# Scott's Edgeguard DLX and OVER-seeding



## sheepfescue (Jul 29, 2019)

My scores rotary spreader deposits too much seed relative to bag rates (I felt taken advantage of!), but is a bit too generous with granular materials (fertilizer, amendments, etc) when I'm trying to get a bag to go over more area.

Is the geometry and solid-state flocculation of grass seeds such that they pass through a spreader with greater ease than a round granule?


----------



## TommyTester (Jul 3, 2018)

Many factors play into the swath width, distribution uniformity, and #/1000 sq. ft. of any spreader. The primary factors are particle size, particle weight, spreader calibration for evenness, and walking speed.

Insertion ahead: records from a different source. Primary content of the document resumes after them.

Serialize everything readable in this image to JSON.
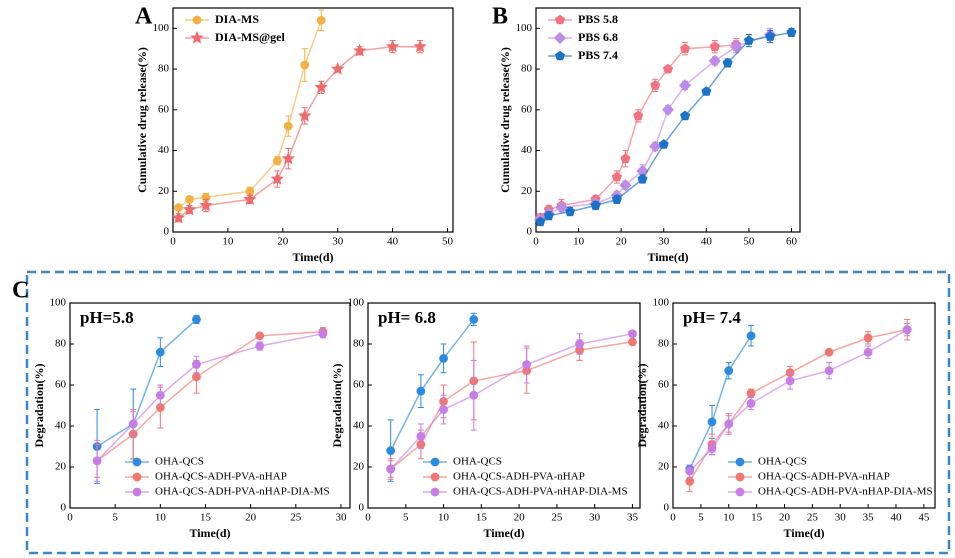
{
  "chart_data": [
    {
      "type": "line",
      "panel_label": "A",
      "xlabel": "Time(d)",
      "ylabel": "Cumulative drug release(%)",
      "xlim": [
        0,
        51
      ],
      "ylim": [
        0,
        110
      ],
      "xticks": [
        0,
        10,
        20,
        30,
        40,
        50
      ],
      "yticks": [
        0,
        20,
        40,
        60,
        80,
        100
      ],
      "legend": "upper left",
      "series": [
        {
          "name": "DIA-MS",
          "color": "#f5b041",
          "marker": "circle",
          "x": [
            1,
            3,
            6,
            14,
            19,
            21,
            24,
            27
          ],
          "values": [
            12,
            16,
            17,
            20,
            35,
            52,
            82,
            104
          ],
          "errors": [
            1,
            1,
            2,
            2,
            2,
            5,
            8,
            5
          ]
        },
        {
          "name": "DIA-MS@gel",
          "color": "#f06a6a",
          "marker": "star",
          "x": [
            1,
            3,
            6,
            14,
            19,
            21,
            24,
            27,
            30,
            34,
            40,
            45
          ],
          "values": [
            7,
            11,
            13,
            16,
            26,
            36,
            57,
            71,
            80,
            89,
            91,
            91
          ],
          "errors": [
            2,
            2,
            3,
            2,
            4,
            5,
            4,
            3,
            1,
            2,
            3,
            3
          ]
        }
      ]
    },
    {
      "type": "line",
      "panel_label": "B",
      "xlabel": "Time(d)",
      "ylabel": "Cumulative drug release(%)",
      "xlim": [
        0,
        62
      ],
      "ylim": [
        0,
        110
      ],
      "xticks": [
        0,
        10,
        20,
        30,
        40,
        50,
        60
      ],
      "yticks": [
        0,
        20,
        40,
        60,
        80,
        100
      ],
      "legend": "upper left",
      "series": [
        {
          "name": "PBS 5.8",
          "color": "#f4717f",
          "marker": "pentagon",
          "x": [
            1,
            3,
            6,
            14,
            19,
            21,
            24,
            28,
            31,
            35,
            42,
            47
          ],
          "values": [
            7,
            11,
            13,
            16,
            27,
            36,
            57,
            72,
            80,
            90,
            91,
            92
          ],
          "errors": [
            2,
            2,
            3,
            2,
            3,
            4,
            3,
            3,
            1,
            3,
            3,
            3
          ]
        },
        {
          "name": "PBS 6.8",
          "color": "#c08ae8",
          "marker": "diamond",
          "x": [
            1,
            3,
            6,
            14,
            19,
            21,
            25,
            28,
            31,
            35,
            42,
            47,
            55
          ],
          "values": [
            6,
            9,
            12,
            14,
            18,
            23,
            30,
            42,
            60,
            72,
            84,
            91,
            97
          ],
          "errors": [
            2,
            2,
            2,
            2,
            2,
            2,
            3,
            2,
            2,
            2,
            2,
            3,
            3
          ]
        },
        {
          "name": "PBS 7.4",
          "color": "#1a72c9",
          "marker": "pentagon",
          "x": [
            1,
            3,
            8,
            14,
            19,
            25,
            30,
            35,
            40,
            45,
            50,
            55,
            60
          ],
          "values": [
            5,
            8,
            10,
            13,
            16,
            26,
            43,
            57,
            69,
            83,
            94,
            96,
            98
          ],
          "errors": [
            1,
            2,
            2,
            2,
            2,
            2,
            1,
            1,
            1,
            2,
            3,
            3,
            2
          ]
        }
      ]
    },
    {
      "type": "line",
      "panel_label": "C",
      "title": "pH=5.8",
      "xlabel": "Time(d)",
      "ylabel": "Degradation(%)",
      "xlim": [
        0,
        31
      ],
      "ylim": [
        0,
        100
      ],
      "xticks": [
        0,
        5,
        10,
        15,
        20,
        25,
        30
      ],
      "yticks": [
        0,
        20,
        40,
        60,
        80,
        100
      ],
      "legend": "lower left",
      "series": [
        {
          "name": "OHA-QCS",
          "color": "#2a8be0",
          "marker": "circle",
          "x": [
            3,
            7,
            10,
            14
          ],
          "values": [
            30,
            41,
            76,
            92
          ],
          "errors": [
            18,
            17,
            7,
            2
          ]
        },
        {
          "name": "OHA-QCS-ADH-PVA-nHAP",
          "color": "#f2766e",
          "marker": "circle",
          "x": [
            3,
            7,
            10,
            14,
            21,
            28
          ],
          "values": [
            23,
            36,
            49,
            64,
            84,
            86
          ],
          "errors": [
            8,
            12,
            10,
            8,
            1,
            2
          ]
        },
        {
          "name": "OHA-QCS-ADH-PVA-nHAP-DIA-MS",
          "color": "#c77ce6",
          "marker": "circle",
          "x": [
            3,
            7,
            10,
            14,
            21,
            28
          ],
          "values": [
            23,
            41,
            55,
            70,
            79,
            85
          ],
          "errors": [
            10,
            6,
            5,
            4,
            2,
            2
          ]
        }
      ]
    },
    {
      "type": "line",
      "title": "pH= 6.8",
      "xlabel": "Time(d)",
      "ylabel": "Degradation(%)",
      "xlim": [
        0,
        36
      ],
      "ylim": [
        0,
        100
      ],
      "xticks": [
        0,
        5,
        10,
        15,
        20,
        25,
        30,
        35
      ],
      "yticks": [
        0,
        20,
        40,
        60,
        80,
        100
      ],
      "legend": "lower left",
      "series": [
        {
          "name": "OHA-QCS",
          "color": "#2a8be0",
          "marker": "circle",
          "x": [
            3,
            7,
            10,
            14
          ],
          "values": [
            28,
            57,
            73,
            92
          ],
          "errors": [
            15,
            8,
            7,
            3
          ]
        },
        {
          "name": "OHA-QCS-ADH-PVA-nHAP",
          "color": "#f2766e",
          "marker": "circle",
          "x": [
            3,
            7,
            10,
            14,
            21,
            28,
            35
          ],
          "values": [
            19,
            31,
            52,
            62,
            67,
            77,
            81
          ],
          "errors": [
            5,
            7,
            8,
            19,
            11,
            5,
            1
          ]
        },
        {
          "name": "OHA-QCS-ADH-PVA-nHAP-DIA-MS",
          "color": "#c77ce6",
          "marker": "circle",
          "x": [
            3,
            7,
            10,
            14,
            21,
            28,
            35
          ],
          "values": [
            19,
            35,
            48,
            55,
            70,
            80,
            85
          ],
          "errors": [
            4,
            6,
            7,
            17,
            9,
            5,
            1
          ]
        }
      ]
    },
    {
      "type": "line",
      "title": "pH= 7.4",
      "xlabel": "Time(d)",
      "ylabel": "Degradation(%)",
      "xlim": [
        0,
        47
      ],
      "ylim": [
        0,
        100
      ],
      "xticks": [
        0,
        5,
        10,
        15,
        20,
        25,
        30,
        35,
        40,
        45
      ],
      "yticks": [
        0,
        20,
        40,
        60,
        80,
        100
      ],
      "legend": "lower left",
      "series": [
        {
          "name": "OHA-QCS",
          "color": "#2a8be0",
          "marker": "circle",
          "x": [
            3,
            7,
            10,
            14
          ],
          "values": [
            19,
            42,
            67,
            84
          ],
          "errors": [
            2,
            8,
            4,
            5
          ]
        },
        {
          "name": "OHA-QCS-ADH-PVA-nHAP",
          "color": "#f2766e",
          "marker": "circle",
          "x": [
            3,
            7,
            10,
            14,
            21,
            28,
            35,
            42
          ],
          "values": [
            13,
            31,
            41,
            56,
            66,
            76,
            83,
            87
          ],
          "errors": [
            5,
            5,
            5,
            2,
            3,
            1,
            3,
            5
          ]
        },
        {
          "name": "OHA-QCS-ADH-PVA-nHAP-DIA-MS",
          "color": "#c77ce6",
          "marker": "circle",
          "x": [
            3,
            7,
            10,
            14,
            21,
            28,
            35,
            42
          ],
          "values": [
            18,
            29,
            41,
            51,
            62,
            67,
            76,
            87
          ],
          "errors": [
            3,
            3,
            4,
            3,
            4,
            4,
            3,
            3
          ]
        }
      ]
    }
  ]
}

It is best to do a fresh calibration in an area like a parking lot using the material you intend to spread to determine the right setting for your particular situation prior to applying on the actual lawn.

There are many videos on Youtube on how to calibrate a spreader.

Here is a chart from a Spyker spreader. You can see how the base setting and swath width varies even for grass seed.

You many have noticed your spreader does not spread material evenly. Because of this it is recommended to use half the rate and do a "twice" over (cross-hatch) pattern to compensate for the unevenness. Note that half-rate does not mean use half the setting value. In general it is best to calibrate to the half rate and always apply using the twice-over pattern.


----------



## sheepfescue (Jul 29, 2019)

Thank you

EDIT: Can someone recommend a specific spreader where I can easily find such information online? For my spreader it either doesn't exist or is buried too deep in search engine results to be findable.


----------



## TommyTester (Jul 3, 2018)

sheepfescue said:


> Can someone recommend a specific spreader where I can easily find such information online? For my spreader it either doesn't exist or is buried too deep in search engine results to be findable.


Not exactly what you are looking for but here is a chart that converts the settings of various spreaders for a common type of fertilizer. You could use the dial settings from the Spyker chart above and determine the related DLX setting.

Still, it is best to run a calibration yourself as these charts just gets the spreader in the ballpark.


----------